Recientemente, nuestra organización tuvo que utilizar MFA para iniciar sesión en nuestro hardware de red. Estamos logrando esto usando Royal Server y Royal TS, y limitando la IP de origen para SSH y GUI web solo a la dirección IP de Royal Server. HP facilita esto usando algo llamado "Autorización de IP". Sin embargo, en nuestro Cisco Catalyst 2960, no puedo encontrar la opción para hacer esto.
El artículo más cercano que pude encontrar fue aquí:https://www.cisco.com/c/en/us/td/docs/switches/lan/catalyst_pon/software/configuration_guide/mng_usrs/b-gpon-config-managing-users/configuring_ip_limit.html
Sin embargo, prácticamente ninguno de los comandos especificados en ese artículo existe cuando se ejecutan. El firmware es la última versión disponible.

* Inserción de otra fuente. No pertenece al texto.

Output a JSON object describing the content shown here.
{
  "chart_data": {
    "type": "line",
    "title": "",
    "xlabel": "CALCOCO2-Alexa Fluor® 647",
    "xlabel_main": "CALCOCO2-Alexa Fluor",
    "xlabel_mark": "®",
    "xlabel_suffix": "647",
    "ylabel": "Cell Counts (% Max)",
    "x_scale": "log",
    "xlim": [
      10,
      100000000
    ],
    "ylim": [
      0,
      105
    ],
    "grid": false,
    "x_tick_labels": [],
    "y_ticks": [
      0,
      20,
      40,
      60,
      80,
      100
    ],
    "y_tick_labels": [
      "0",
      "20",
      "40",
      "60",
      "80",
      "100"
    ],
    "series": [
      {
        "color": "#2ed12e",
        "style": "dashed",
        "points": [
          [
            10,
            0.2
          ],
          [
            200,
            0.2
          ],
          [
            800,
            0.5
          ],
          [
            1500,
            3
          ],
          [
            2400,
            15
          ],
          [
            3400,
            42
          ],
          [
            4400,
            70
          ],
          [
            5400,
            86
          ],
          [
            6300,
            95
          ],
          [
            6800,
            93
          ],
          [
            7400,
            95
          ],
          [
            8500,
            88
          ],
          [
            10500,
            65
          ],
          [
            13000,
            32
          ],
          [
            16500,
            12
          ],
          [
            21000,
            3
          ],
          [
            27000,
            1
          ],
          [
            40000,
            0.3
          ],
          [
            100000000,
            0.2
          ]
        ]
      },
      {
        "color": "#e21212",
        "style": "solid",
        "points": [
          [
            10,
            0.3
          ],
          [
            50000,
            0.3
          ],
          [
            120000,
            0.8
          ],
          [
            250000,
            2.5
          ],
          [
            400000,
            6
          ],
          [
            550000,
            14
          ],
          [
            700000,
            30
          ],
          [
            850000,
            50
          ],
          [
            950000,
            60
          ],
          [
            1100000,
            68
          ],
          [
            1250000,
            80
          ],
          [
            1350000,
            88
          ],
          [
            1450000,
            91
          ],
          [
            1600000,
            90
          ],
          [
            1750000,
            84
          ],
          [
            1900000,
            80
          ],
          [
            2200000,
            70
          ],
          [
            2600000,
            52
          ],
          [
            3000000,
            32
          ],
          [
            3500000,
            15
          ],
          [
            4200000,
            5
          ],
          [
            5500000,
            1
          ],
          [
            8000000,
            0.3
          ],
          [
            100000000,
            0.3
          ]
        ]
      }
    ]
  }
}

Tampoco parece haber una manera de hacer esto en la GUI web. ¿Alguna idea?
Respuesta1
Uso de la configuración de autenticación de dos factores para combatir las amenazas a la ciberseguridad
Familia de productos:
Switches Cisco Catalyst® series 2000, 3000 y 4000
Versión del software Cisco IOS:
Cisco IOS 15.2(4)E1 o posterior
Las amenazas a la ciberseguridad continúan evolucionando, comprometiendo la información sensible y confidencial en toda la red. Para combatir esta amenaza, las empresas están tomando medidas de mitigación para fortalecer el acceso a los dispositivos en su infraestructura de TI crítica.
La autenticación de dos factores puede reducir significativamente el riesgo de que los adversarios penetren en redes y sistemas estratégicos. Este enfoque requiere el uso de una tarjeta de Verificación de Identidad Personal (PIV) o una Tarjeta de Acceso Común (CAC). En este documento, detallaremos los procedimientos básicos necesarios para habilitar la autenticación de dos factores para el Protocolo Secure Shell (SSH) utilizando tarjetas PIV o CAC emitidas por el gobierno.